One activist in November 1984 claimed that £74,000 had been collected for the miners in Brent, which she believed was the largest amount raised in London. The Brent Miners Support Campaign was set up to co-ordinate these efforts, as an alliance primarily between the local Trades Council and Labour parties, with a range of other individuals and groups involved as well. Brent collected food and money specifically for the Kent miners, several of whom stayed in the borough during the dispute. On the first day they arrived, the strikers attended a local union meeting. Ken Evans, a miner from Kent’s Betteshanger colliery, described the “fantastic reception” the miners got:
“We were really choked and there was more than one of us with a moist eye”
While Brent was far from the heartlands of the coal mining industry, some saw significant shared experiences. A leaflet from Brent Miners Support Campaign explained:
“In fighting for their industry and their jobs, the miners are also fighting for people in Brent and for all working people. We too have seen workplaces closed down, jobs destroyed (about 15,000 in the past five years) and our Borough turned into an industrial graveyard. We are all in Thatcher’s sinking ship and a victory for the miners will be a victory and an inspiration for us all.”
But the Kent miners weren’t only in Brent to raise money and food, they were also there to picket. At first this was Charrington’s coal depot but later on the strike focus shifted to the power station in Neasden. The latter in particular became a focus for large scale pickets with people from across London joining – four hundred reportedly picketed the station in December 1984. Brent then was one of the few areas in London during the 1984-5 strike to experience picket lines. It was important because it highlighted the material connection between the borough and the coalfields: they weren’t just distant areas with nothing to do with London, they provided the coal and (some of) the electricity that Londoners relied on.

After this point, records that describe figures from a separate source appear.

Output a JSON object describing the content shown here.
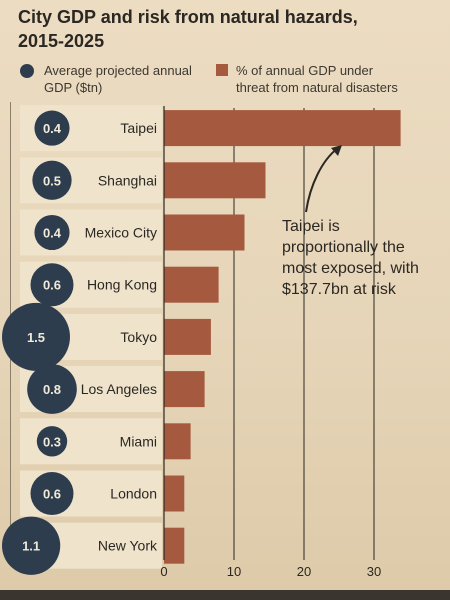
{
  "chart_data": {
    "type": "bar",
    "title": "City GDP and risk from natural hazards,",
    "subtitle": "2015-2025",
    "legend": {
      "gdp": "Average projected annual GDP ($tn)",
      "risk": "% of  annual GDP under threat from natural disasters"
    },
    "categories": [
      "Taipei",
      "Shanghai",
      "Mexico City",
      "Hong Kong",
      "Tokyo",
      "Los Angeles",
      "Miami",
      "London",
      "New York"
    ],
    "gdp_labels": [
      "0.4",
      "0.5",
      "0.4",
      "0.6",
      "1.5",
      "0.8",
      "0.3",
      "0.6",
      "1.1"
    ],
    "gdp_values": [
      0.4,
      0.5,
      0.4,
      0.6,
      1.5,
      0.8,
      0.3,
      0.6,
      1.1
    ],
    "series": [
      {
        "values": [
          33.8,
          14.5,
          11.5,
          7.8,
          6.7,
          5.8,
          3.8,
          2.9,
          2.9
        ]
      }
    ],
    "xlim": [
      0,
      33.8
    ],
    "xticks": [
      "0",
      "10",
      "20",
      "30"
    ],
    "grid": true,
    "annotation": "Taipei is proportionally the most exposed, with $137.7bn at risk",
    "colors": {
      "bar": "#a55a3f",
      "bubble": "#2e3d4e",
      "bubble_text": "#f2ead9"
    }
  }
}
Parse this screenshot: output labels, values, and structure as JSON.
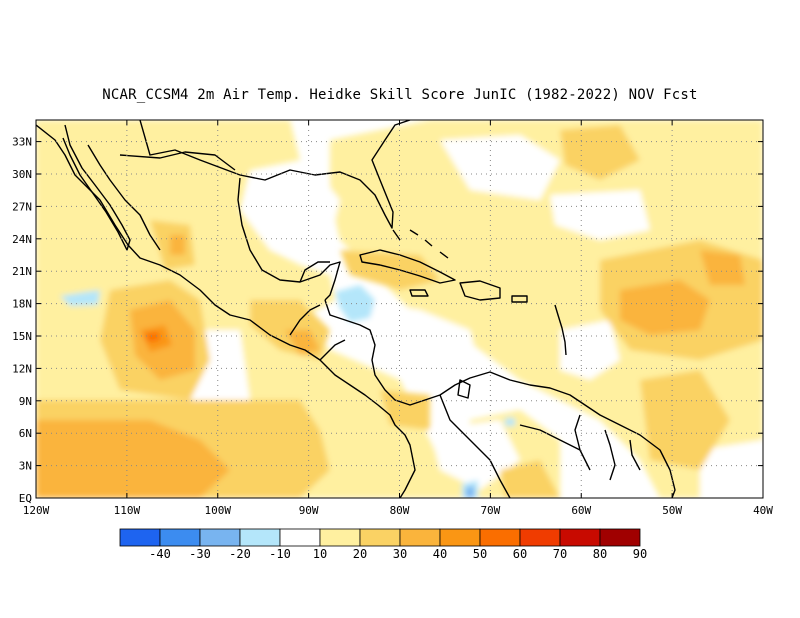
{
  "title": "NCAR_CCSM4  2m Air Temp. Heidke Skill Score JunIC (1982-2022) NOV Fcst",
  "map": {
    "lat_labels": [
      "33N",
      "30N",
      "27N",
      "24N",
      "21N",
      "18N",
      "15N",
      "12N",
      "9N",
      "6N",
      "3N",
      "EQ"
    ],
    "lat_values": [
      33,
      30,
      27,
      24,
      21,
      18,
      15,
      12,
      9,
      6,
      3,
      0
    ],
    "lon_labels": [
      "120W",
      "110W",
      "100W",
      "90W",
      "80W",
      "70W",
      "60W",
      "50W",
      "40W"
    ],
    "lon_values": [
      -120,
      -110,
      -100,
      -90,
      -80,
      -70,
      -60,
      -50,
      -40
    ],
    "lat_range": [
      0,
      35
    ],
    "lon_range": [
      -120,
      -40
    ],
    "grid": true
  },
  "colorbar": {
    "labels": [
      "-40",
      "-30",
      "-20",
      "-10",
      "10",
      "20",
      "30",
      "40",
      "50",
      "60",
      "70",
      "80",
      "90"
    ],
    "colors": [
      "#1e64f0",
      "#3c8cf0",
      "#78b4f0",
      "#b4e6fa",
      "#ffffff",
      "#fff0a0",
      "#fad264",
      "#fab43c",
      "#fa9614",
      "#fa6e00",
      "#f03c00",
      "#c80a00",
      "#a00000"
    ]
  }
}
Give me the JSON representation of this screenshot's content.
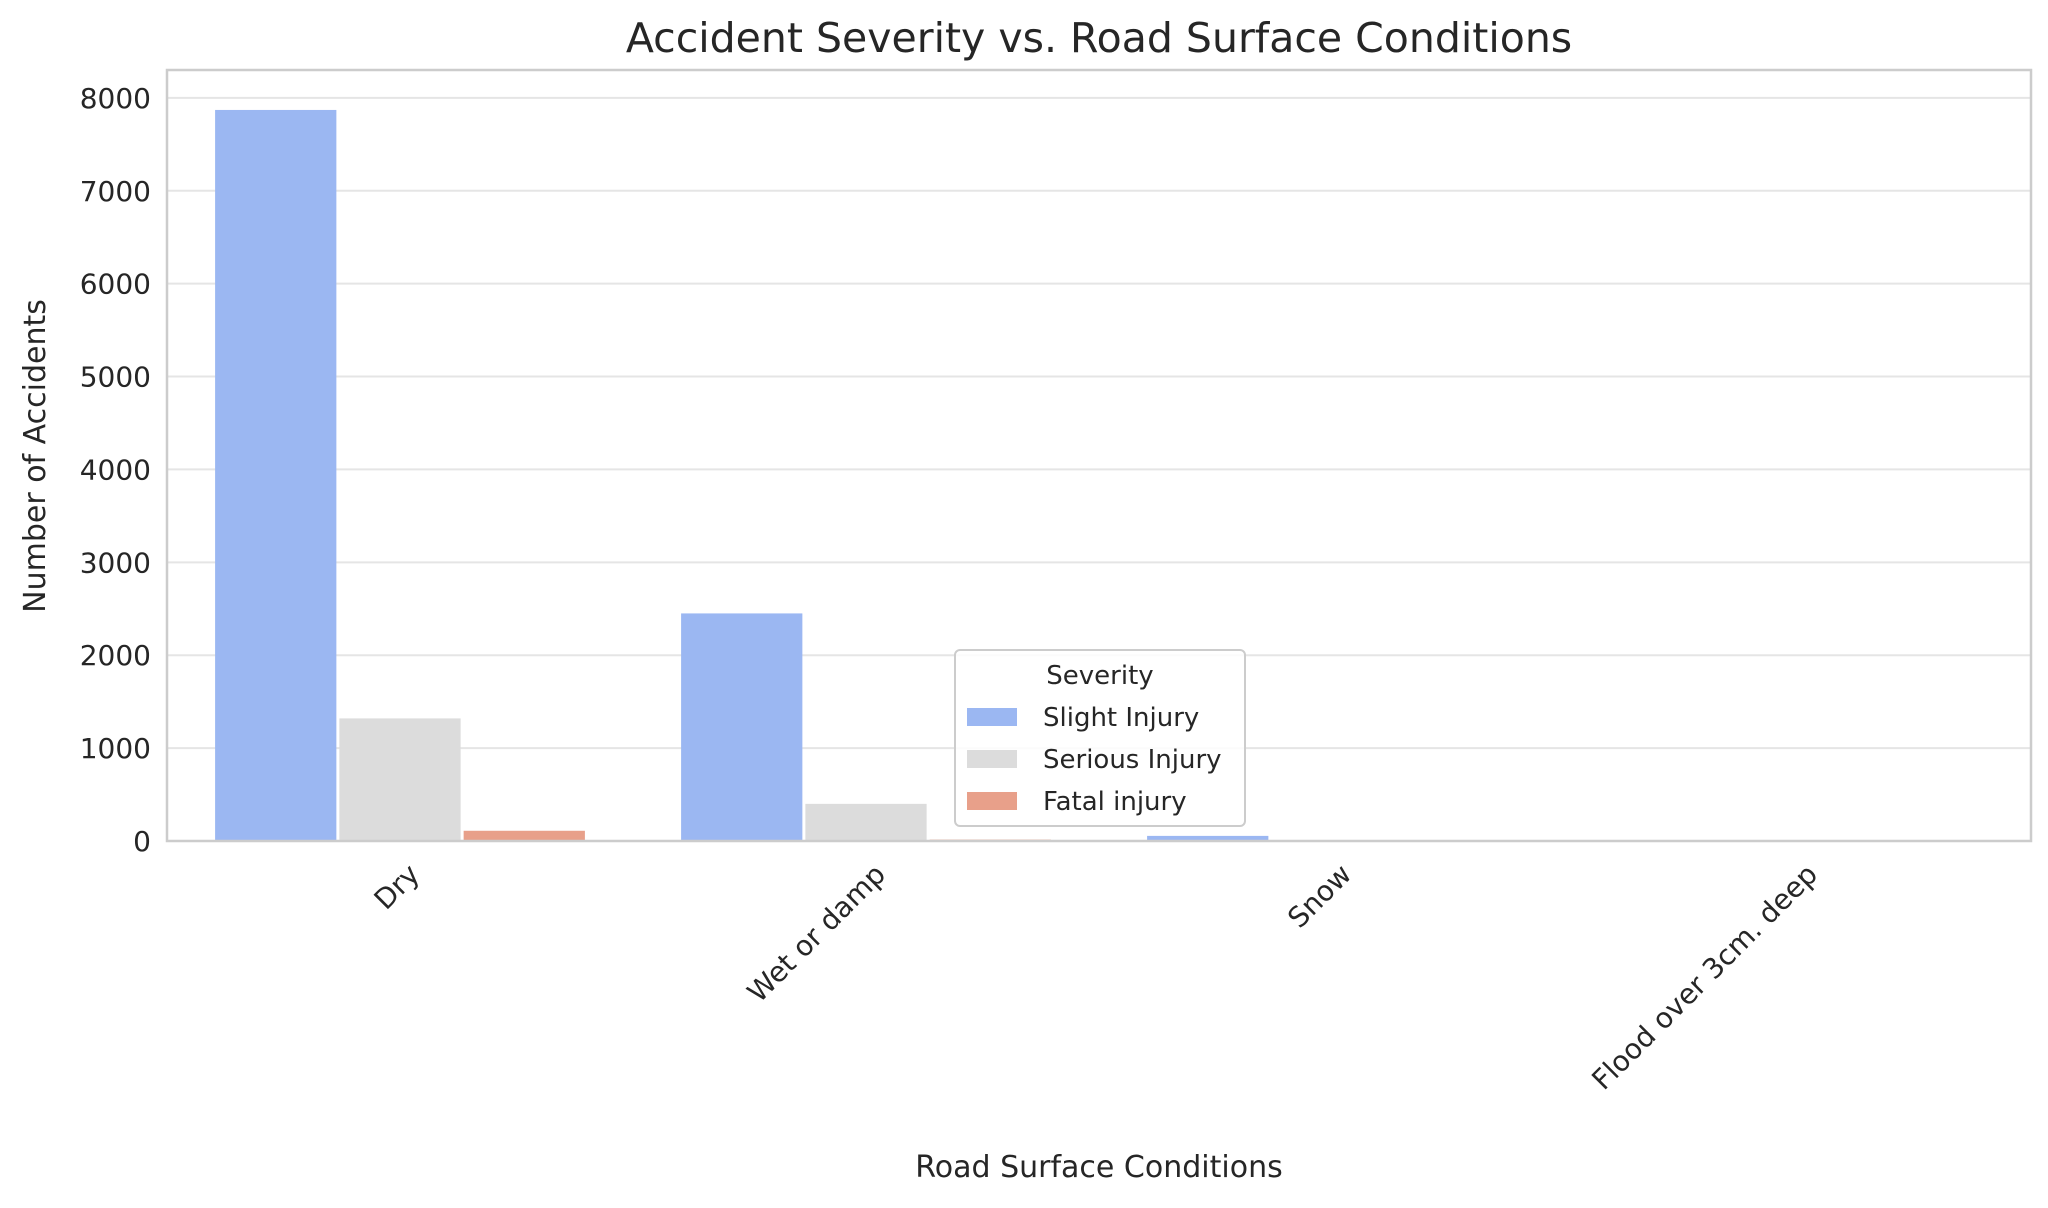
{
  "chart_data": {
    "type": "bar",
    "title": "Accident Severity vs. Road Surface Conditions",
    "xlabel": "Road Surface Conditions",
    "ylabel": "Number of Accidents",
    "categories": [
      "Dry",
      "Wet or damp",
      "Snow",
      "Flood over 3cm. deep"
    ],
    "series": [
      {
        "name": "Slight Injury",
        "color": "#9bb7f2",
        "values": [
          7870,
          2450,
          55,
          2
        ]
      },
      {
        "name": "Serious Injury",
        "color": "#dcdcdc",
        "values": [
          1320,
          400,
          5,
          0
        ]
      },
      {
        "name": "Fatal injury",
        "color": "#e8a08a",
        "values": [
          110,
          15,
          0,
          0
        ]
      }
    ],
    "ylim": [
      0,
      8300
    ],
    "yticks": [
      0,
      1000,
      2000,
      3000,
      4000,
      5000,
      6000,
      7000,
      8000
    ],
    "grid": true,
    "legend": {
      "title": "Severity",
      "placement": "lower-center"
    },
    "style": {
      "grid_color": "#e5e5e5",
      "frame_color": "#cccccc",
      "text_color": "#262626"
    }
  }
}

This wasn’t the first time that Kent miners had been to Brent. While new relationships were developed during the strike, it is worth thinking about the support movement in terms of longer histories and cultures of solidarity. The Brent Miners Support Campaign pointed out that “people in Brent helped the miners in 1972 and 1974 and we’re doing it again now. But the miners have helped us too; they did so during the Grunwick strikes and they have always responded to calls for support from other workers.” During the mass pickets at the Grunwick Film Processing Laboratories in Brent during 1976-8 one of the most conspicuous presences was miners from across Britain, Arthur Scargill (then Yorkshire National Union of Mineworkers President) amongst them. The Scottish miners’ leader Mick McGahey reportedly said to the picket line at Grunwick: “the whole of the Scottish miners will come here if necessary”. Margaret Thatcher quite clearly linked the two disputes at the Conservative Party conference in 1984 in which she claimed that the miners’ strike was being run by ‘an organized revolutionary minority […] whose real aim is the breakdown of law and order and the destruction of democratic Parliamentary government. We have seen the same sort of thugs and bullies at Grunwick”.
The Grunwick strike is of course an acknowledged and important part of local history in Brent. Part of this history was used to explain why the people of Brent should support the miners – because ‘they have helped us too’. The miners’ strike then should also be seen as part of ‘local’ Brent history, but the connections developed with the coalfields suggests the way in which local histories can be understood partly in terms of relationships with other places.
Brent Museum and Archives would like to thank Diarmaid Kelliher for writing this blog post. Diarmaid Kelliher is a PhD student in Glasgow studying the miners’ support campaign in London. He has recently written about the group Lesbians and Gays Support the Miners (LGSM) that was featured in the movie Pride: http://hwj.oxfordjournals.org/cgi/content/full/77/1/240.
I was working for Brent Libraries at Cricklewood and Willesden Green during the period of the Grunwick dispute and the subsequent Miner’s Strike. I remember large numbers of Police living under canvas in Gladstone Park while they were involved in the Grunwick dispute (it was a very hot, dry summer).
Brent Libraries Unison (maybe NALGO not sure of the date) supported the Dowlais Valley Miners from South Wales and we had a number of visits from them to attend union meetings at Willesden Green. Don’t remember any visits from Kent though.
I am still working for Brent Libraries having just passed my fortieth anniversary (July 1974), but life is so different now.